Causes of inflation:
There are three main causes of inflation: demand-pull inflation, cost-push inflation, and built-in inflation. Demand-pull inflation refers to situations where there are not enough products or services being produced to keep up with demand, causing their prices to increase.
It occurs when an increase in the supply of money and credit stimulates overall demand for goods and services in an economy to increase more rapidly than the economy’s production capacity. This increases demand and leads to price rises. Add to that purchasing of goods driven by fear of shortages and lack of products.
Cost-push inflation is a result of the increase in prices working through the production process inputs. When additions to the supply of money and credit are channeled into a commodity or other asset markets and especially when this is accompanied by a negative economic shock to the supply of key commodities, costs for all kinds of intermediate goods rise. In 2020 and 2021 the cost of the final product increased due to lack of rack material or what we call upstream supply chain disruptions.

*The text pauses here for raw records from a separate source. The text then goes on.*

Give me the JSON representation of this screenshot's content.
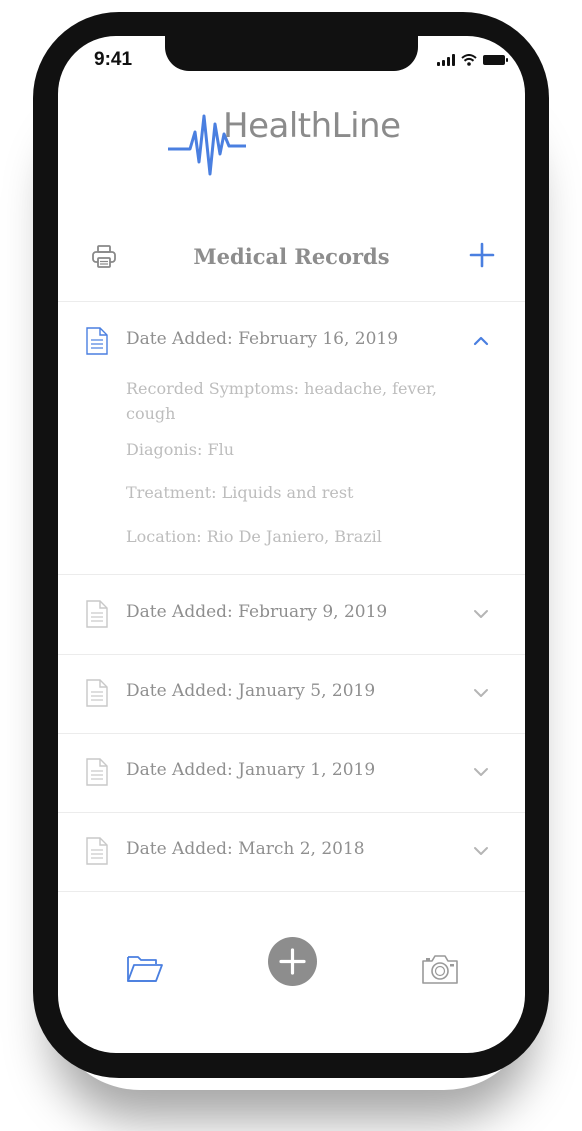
{
  "status_bar": {
    "time": "9:41"
  },
  "app": {
    "name": "HealthLine"
  },
  "header": {
    "title": "Medical Records"
  },
  "records": [
    {
      "date": "Date Added: February 16, 2019",
      "expanded": true,
      "symptoms": "Recorded Symptoms: headache, fever, cough",
      "diagnosis": "Diagonis: Flu",
      "treatment": "Treatment: Liquids and rest",
      "location": "Location: Rio De Janiero, Brazil"
    },
    {
      "date": "Date Added: February 9, 2019",
      "expanded": false
    },
    {
      "date": "Date Added: January 5, 2019",
      "expanded": false
    },
    {
      "date": "Date Added: January 1, 2019",
      "expanded": false
    },
    {
      "date": "Date Added: March 2, 2018",
      "expanded": false
    }
  ],
  "tabbar": {
    "items": [
      "folder-icon",
      "add-icon",
      "camera-icon"
    ],
    "active": "folder-icon"
  },
  "colors": {
    "accent": "#4a7fe0",
    "text": "#8d8d8d",
    "muted": "#bdbdbd",
    "divider": "#ececec"
  }
}
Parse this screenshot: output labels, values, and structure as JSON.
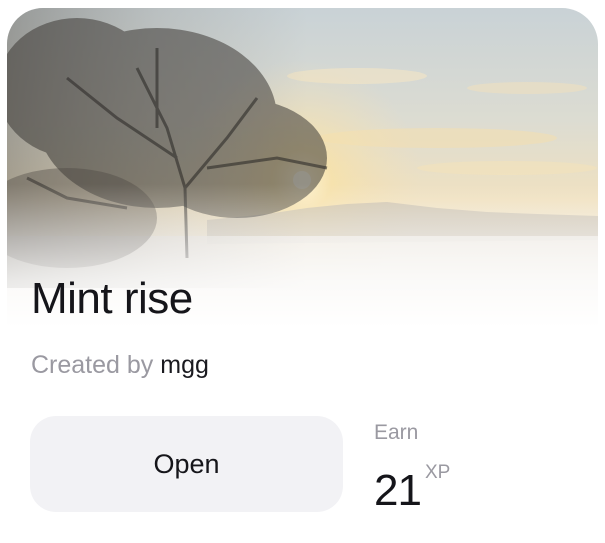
{
  "card": {
    "title": "Mint rise",
    "created_by_prefix": "Created by",
    "creator": "mgg",
    "open_label": "Open",
    "reward": {
      "label": "Earn",
      "amount": "21",
      "unit": "XP"
    },
    "hero_image": "misty sunrise field with bare tree"
  },
  "colors": {
    "title": "#15151a",
    "muted_text": "#9a99a1",
    "button_bg": "#f2f2f5",
    "sky_top": "#cfd6da",
    "sky_glow": "#f3e2bd",
    "tree": "#3c3a36"
  }
}
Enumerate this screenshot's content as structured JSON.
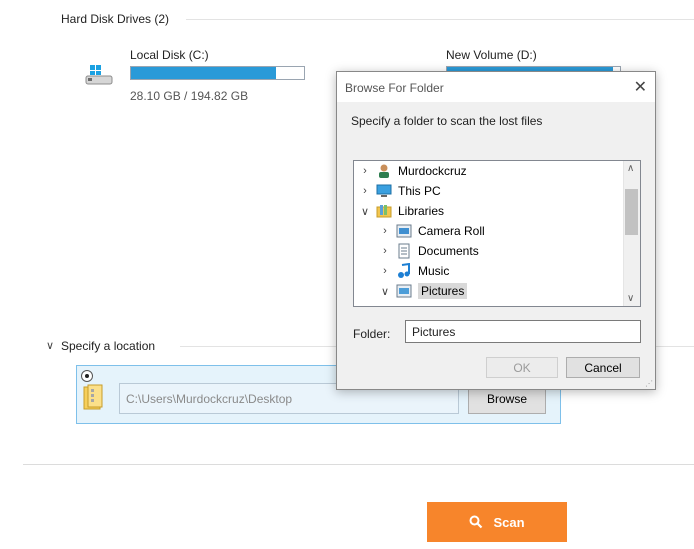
{
  "hard_disks": {
    "title": "Hard Disk Drives (2)",
    "disks": [
      {
        "name": "Local Disk (C:)",
        "size": "28.10 GB / 194.82 GB",
        "used_percent": 84
      },
      {
        "name": "New Volume (D:)",
        "size": "",
        "used_percent": 96
      }
    ]
  },
  "location": {
    "title": "Specify a location",
    "path_value": "C:\\Users\\Murdockcruz\\Desktop",
    "browse_label": "Browse"
  },
  "scan_label": "Scan",
  "dialog": {
    "title": "Browse For Folder",
    "instruction": "Specify a folder to scan the lost files",
    "tree": [
      {
        "label": "Murdockcruz",
        "icon": "user-folder-icon",
        "expander": ">",
        "level": 0
      },
      {
        "label": "This PC",
        "icon": "pc-icon",
        "expander": ">",
        "level": 0
      },
      {
        "label": "Libraries",
        "icon": "libraries-icon",
        "expander": "v",
        "level": 0
      },
      {
        "label": "Camera Roll",
        "icon": "camera-roll-icon",
        "expander": ">",
        "level": 1
      },
      {
        "label": "Documents",
        "icon": "documents-icon",
        "expander": ">",
        "level": 1
      },
      {
        "label": "Music",
        "icon": "music-icon",
        "expander": ">",
        "level": 1
      },
      {
        "label": "Pictures",
        "icon": "pictures-icon",
        "expander": "v",
        "level": 1,
        "selected": true
      }
    ],
    "folder_label": "Folder:",
    "folder_value": "Pictures",
    "ok_label": "OK",
    "cancel_label": "Cancel"
  },
  "colors": {
    "accent": "#2a9ad8",
    "scan": "#f7852b"
  }
}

Built-in inflation is related to adaptive expectations, the idea that people expect current inflation rates to continue in the future. As the price of goods and services rises, workers and others come to expect that they will continue to rise in the future at a similar rate and demand more costs or wages to maintain their standard of living. Their increased wages result in a higher cost of goods and services.
Understanding Supply Chain disruptions
Before the COVID-19 pandemic, many people did not know what supply chain really meant. Many people didn’t and still don’t fully understand the meaning of logistics. They think of logistics as only shipping. Today, manufacturers, warehouses, transportation providers, distribution centers, and retailers are all topics of mainstream media. Times are changing—so is the supply chain.
” Material shortages overtook COVID-19 as the top supply chain disruption in 2021. 75% of companies experienced external disruptions in 2021, and 56% say that 2021 brought more disruption than 2020. 98% of companies believe measures should be taken to avoid future supply disruptions, but only 63% have done so to date.”What are the major supply chain issues?Top Supply Chain Challenges for Shippers
- Keeping transportation costs down.
- Keeping up with customer/industry demands.
- Sourcing consistent, reliable carrier capacity.
- Keeping up with the latest technology solutions and demands.
- On-time pickup and delivery performance.
Most likely, supply chain disruptions will continue but companies can use the opportunity to redesign processes and update technology to solve long-term issues. Supply chain disruption will continue to affect businesses in 2022 but will also open up opportunities to resolve long-standing weaknesses.